Most teens and young adults with cancer want a voice in how their tumors are treated, but almost one in four express regret about the initial treatment decisions made, a small study suggests.
Researchers surveyed 203 cancer patients, ages 15 to 29, within six weeks of their diagnosis to ask about their decision-making preferences and experiences. They checked back with these young patients again after four months and one year to see if their feelings about treatment decisions changed over time.
At the outset, 58 percent of the patients said they wanted to share responsibility for deciding their best course of action, and 51 percent wanted limited involvement from their parents. Most had the role in decision-making that they wanted, the researchers note.
But 24 percent of participants said in the initial interviews they regretted the treatment decisions that had already been made. And, after four months, 23 percent expressed doubts about these choices, as did 19 percent after one year.
“Regret was associated with negative psychological outcomes including anxiety and depression,” said lead study author Dr. Jennifer Mack of the Dana-Farber Cancer Institute in Boston.
“While these negative psychological outcomes are worrisome, we also found some potential good news, which is that patients who trusted their oncologists and felt their oncologists understood their personal values appeared to be relatively protected from regret,” Mack said by email.
“This suggests that oncologists who care for these patients can have an important role in helping patients to make good decisions for themselves and to feel comfortable that they made the best possible decisions,” Mack added.
Among patients who did not have the decision-making role they would have preferred, most had more passive roles relative to parents and doctors. But decision-making role was not tied to the likelihood of feeling regret later.
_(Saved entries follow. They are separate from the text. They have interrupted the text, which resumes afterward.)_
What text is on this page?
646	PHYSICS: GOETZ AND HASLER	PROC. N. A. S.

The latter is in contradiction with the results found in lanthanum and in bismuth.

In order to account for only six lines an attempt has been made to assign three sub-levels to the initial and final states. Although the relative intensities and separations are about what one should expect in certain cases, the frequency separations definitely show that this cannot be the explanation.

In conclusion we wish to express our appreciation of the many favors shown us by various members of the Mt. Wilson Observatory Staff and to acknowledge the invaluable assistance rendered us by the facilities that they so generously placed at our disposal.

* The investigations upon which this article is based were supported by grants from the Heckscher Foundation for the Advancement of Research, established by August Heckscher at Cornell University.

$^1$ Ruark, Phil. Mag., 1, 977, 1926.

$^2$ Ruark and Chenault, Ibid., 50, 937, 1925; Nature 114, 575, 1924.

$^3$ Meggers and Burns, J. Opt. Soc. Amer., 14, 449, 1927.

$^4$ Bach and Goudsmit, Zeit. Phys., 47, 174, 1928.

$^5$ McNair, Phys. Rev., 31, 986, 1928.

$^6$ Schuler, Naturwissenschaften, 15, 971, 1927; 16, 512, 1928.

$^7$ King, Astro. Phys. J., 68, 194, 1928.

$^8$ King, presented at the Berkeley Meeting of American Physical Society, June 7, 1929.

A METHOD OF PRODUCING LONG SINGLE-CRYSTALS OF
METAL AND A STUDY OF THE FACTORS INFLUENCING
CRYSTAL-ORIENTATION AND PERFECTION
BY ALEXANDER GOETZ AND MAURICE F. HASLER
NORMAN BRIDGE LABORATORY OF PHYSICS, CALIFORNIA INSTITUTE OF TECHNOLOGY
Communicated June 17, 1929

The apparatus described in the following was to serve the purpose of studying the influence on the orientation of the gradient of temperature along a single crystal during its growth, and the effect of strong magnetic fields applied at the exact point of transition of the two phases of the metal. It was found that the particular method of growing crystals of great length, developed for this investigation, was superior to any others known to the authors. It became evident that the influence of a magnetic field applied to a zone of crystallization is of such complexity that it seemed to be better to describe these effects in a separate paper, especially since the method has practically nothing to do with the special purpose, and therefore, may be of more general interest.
Cancer patients who are diagnosed during adolescence and early adulthood may have treatment needs that are distinct from younger children or older patients, largely because they’re in the process of developing their sense of independence and their identities, researchers note in Pediatrics.
Although these teen and young-adult patients generally want a voice in their care, some parents and oncologists still try to protect them from difficult information. This can leave patients without all the facts they need to make informed decisions about treatment and may also mean patients have unmet physical and mental health needs, the study team writes.
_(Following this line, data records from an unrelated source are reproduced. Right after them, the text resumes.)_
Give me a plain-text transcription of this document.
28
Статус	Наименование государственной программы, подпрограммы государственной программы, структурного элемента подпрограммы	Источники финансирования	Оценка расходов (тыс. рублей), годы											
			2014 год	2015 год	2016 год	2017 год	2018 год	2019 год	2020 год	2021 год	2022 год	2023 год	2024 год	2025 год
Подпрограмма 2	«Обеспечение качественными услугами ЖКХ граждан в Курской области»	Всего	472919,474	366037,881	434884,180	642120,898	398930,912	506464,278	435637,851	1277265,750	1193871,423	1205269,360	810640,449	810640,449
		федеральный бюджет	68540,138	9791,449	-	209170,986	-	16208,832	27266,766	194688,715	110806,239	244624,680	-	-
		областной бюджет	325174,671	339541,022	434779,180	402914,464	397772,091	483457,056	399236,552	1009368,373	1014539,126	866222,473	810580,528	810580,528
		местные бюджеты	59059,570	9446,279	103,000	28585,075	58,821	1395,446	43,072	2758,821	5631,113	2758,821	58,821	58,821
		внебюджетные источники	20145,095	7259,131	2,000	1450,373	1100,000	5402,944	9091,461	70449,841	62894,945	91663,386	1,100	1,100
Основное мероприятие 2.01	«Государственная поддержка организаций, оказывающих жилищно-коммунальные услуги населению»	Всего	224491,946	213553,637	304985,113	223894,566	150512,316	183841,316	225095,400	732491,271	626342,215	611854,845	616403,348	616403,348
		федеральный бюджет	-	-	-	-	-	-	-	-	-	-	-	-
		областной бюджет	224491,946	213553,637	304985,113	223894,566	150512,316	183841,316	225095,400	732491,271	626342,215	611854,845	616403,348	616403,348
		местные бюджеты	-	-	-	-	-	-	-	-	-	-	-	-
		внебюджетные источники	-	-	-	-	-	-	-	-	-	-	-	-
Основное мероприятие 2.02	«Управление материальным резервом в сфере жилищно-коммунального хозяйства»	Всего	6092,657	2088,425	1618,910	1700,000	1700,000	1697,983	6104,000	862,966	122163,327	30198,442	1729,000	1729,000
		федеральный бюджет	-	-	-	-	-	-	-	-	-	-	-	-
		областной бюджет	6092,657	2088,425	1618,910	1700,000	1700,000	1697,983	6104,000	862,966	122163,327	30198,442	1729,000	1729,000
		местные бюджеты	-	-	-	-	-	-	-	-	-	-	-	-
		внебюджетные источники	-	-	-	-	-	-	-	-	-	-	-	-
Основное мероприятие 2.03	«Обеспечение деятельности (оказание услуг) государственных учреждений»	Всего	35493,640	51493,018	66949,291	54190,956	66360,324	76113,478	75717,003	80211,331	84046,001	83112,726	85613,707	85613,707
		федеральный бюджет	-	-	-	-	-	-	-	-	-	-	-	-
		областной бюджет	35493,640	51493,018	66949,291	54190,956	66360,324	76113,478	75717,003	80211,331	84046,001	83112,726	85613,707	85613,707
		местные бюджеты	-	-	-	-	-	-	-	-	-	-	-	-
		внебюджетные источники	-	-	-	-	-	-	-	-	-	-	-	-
Young patients in the study were 83 percent less likely to express regret about initial treatment decisions when they trusted their oncologists completely, the study found.
They were also 87 percent less likely to voice doubts about initial treatment when they felt their oncologists understood what was important to them when treatment started.
The results suggest that parents need to be careful about excluding teens and young adults from treatment decisions, and recognize that these young patients may need varying degrees of involvement to feel comfortable with their treatment plan, said Valerie Crabtree, chief of psychosocial services at St. Jude Children’s Research Hospital in Memphis, Tennessee.
“Certainly, parents of teens should involve their children as much as the adolescent is comfortable (with) in the decision-making process,” Crabtree, who wasn’t involved in the study, said by email.
“As adolescents age into young adulthood, parents should take their cues completely from their young adult children,” Crabtree added. “If they are asked for their input, they should offer it. If their young adult child does not ask for their opinion, they should support their child’s decision and not offer an unsolicited opinion.”